Development and Validation of an Intratumor Heterogeneity–Based Prognostic Model for Clear Cell Renal Cell Carcinoma

PURPOSE Clear cell renal cell carcinoma (ccRCC) is characterized by marked intratumor heterogeneity (ITH), which contributes to therapeutic resistance and poor clinical outcomes. We aimed to develop a robust prognostic model for stratifying patients with ccRCC on the basis of ITH. METHODS RNA-seq data from 522 patients with ccRCC in TCGA-KIRC were analyzed using the DEPTH algorithm to quantify ITH, with external validation in the E-MTAB-1980 cohort (N = 101). Differentially expressed genes between high and low DEPTH tumors were identified, and a machine learning framework was applied to develop the ITHscore. The ITHscore was compared with other published signatures in literature for ccRCC. RESULTS The random survival forest model on the basis of three genes ( UBE2C , MOCOS , and MELTF ) was selected to compose the ITHscore, showing high accuracy in the development (5-year AUC = 0.957) and in the validation cohorts (5-year AUC = 0.82). The ITHscore had the best performance across all 45 retrieved signatures in both development and validation data sets.
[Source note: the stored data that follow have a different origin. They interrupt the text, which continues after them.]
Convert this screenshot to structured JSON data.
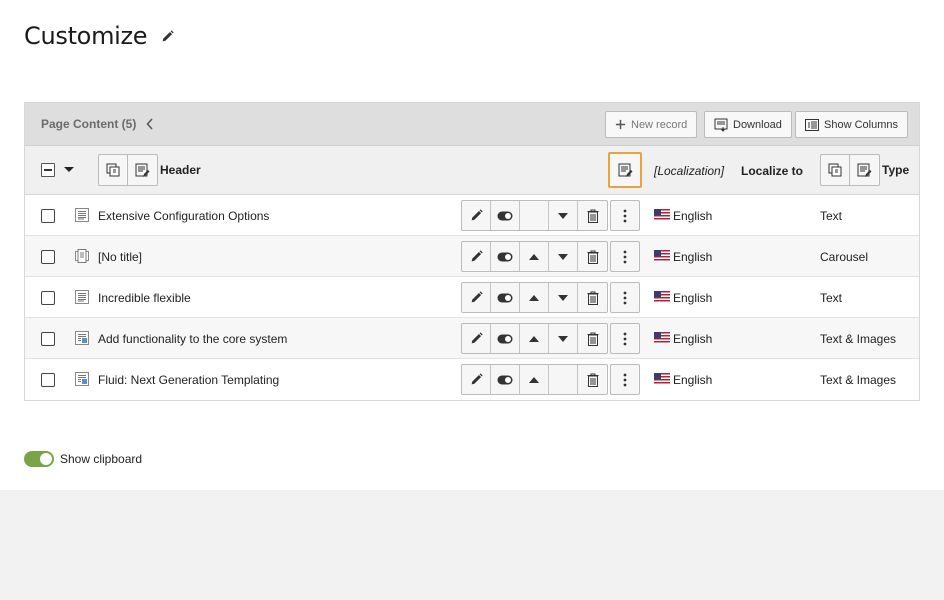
{
  "page": {
    "title": "Customize"
  },
  "panel": {
    "title": "Page Content (5)",
    "buttons": {
      "new_record": "New record",
      "download": "Download",
      "show_columns": "Show Columns"
    }
  },
  "columns": {
    "header": "Header",
    "localization": "[Localization]",
    "localize_to": "Localize to",
    "type": "Type"
  },
  "rows": [
    {
      "title": "Extensive Configuration Options",
      "icon": "text-content-icon",
      "language": "English",
      "type": "Text",
      "move_up": false,
      "move_down": true
    },
    {
      "title": "[No title]",
      "icon": "carousel-content-icon",
      "language": "English",
      "type": "Carousel",
      "move_up": true,
      "move_down": true
    },
    {
      "title": "Incredible flexible",
      "icon": "text-content-icon",
      "language": "English",
      "type": "Text",
      "move_up": true,
      "move_down": true
    },
    {
      "title": "Add functionality to the core system",
      "icon": "text-image-content-icon",
      "language": "English",
      "type": "Text & Images",
      "move_up": true,
      "move_down": true
    },
    {
      "title": "Fluid: Next Generation Templating",
      "icon": "text-image-content-icon",
      "language": "English",
      "type": "Text & Images",
      "move_up": true,
      "move_down": false
    }
  ],
  "clipboard": {
    "label": "Show clipboard",
    "enabled": true
  },
  "colors": {
    "focus": "#e8a33d",
    "toggle_on": "#79a548",
    "panel_header": "#dedede"
  }
}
High-ITHscore tumors exhibited immunosuppressive microenvironments and were associated with immune checkpoint blockade (ICB) resistance signatures. The ITHscore was significantly associated with poor overall survival in five distinct tumor types across a meta-analysis of 104 independent data sets comprising 18,004 patients. CONCLUSION We developed and validated the ITHscore, a three-gene expression–based model with superior prognostic performance in ccRCC. The ITHscore reflects key features of aggressiveness in tumor biology, including immune evasion and ICB resistance. Its minimal gene set and consistent performance across data sets support its potential for clinical implementation in ccRCC stratification.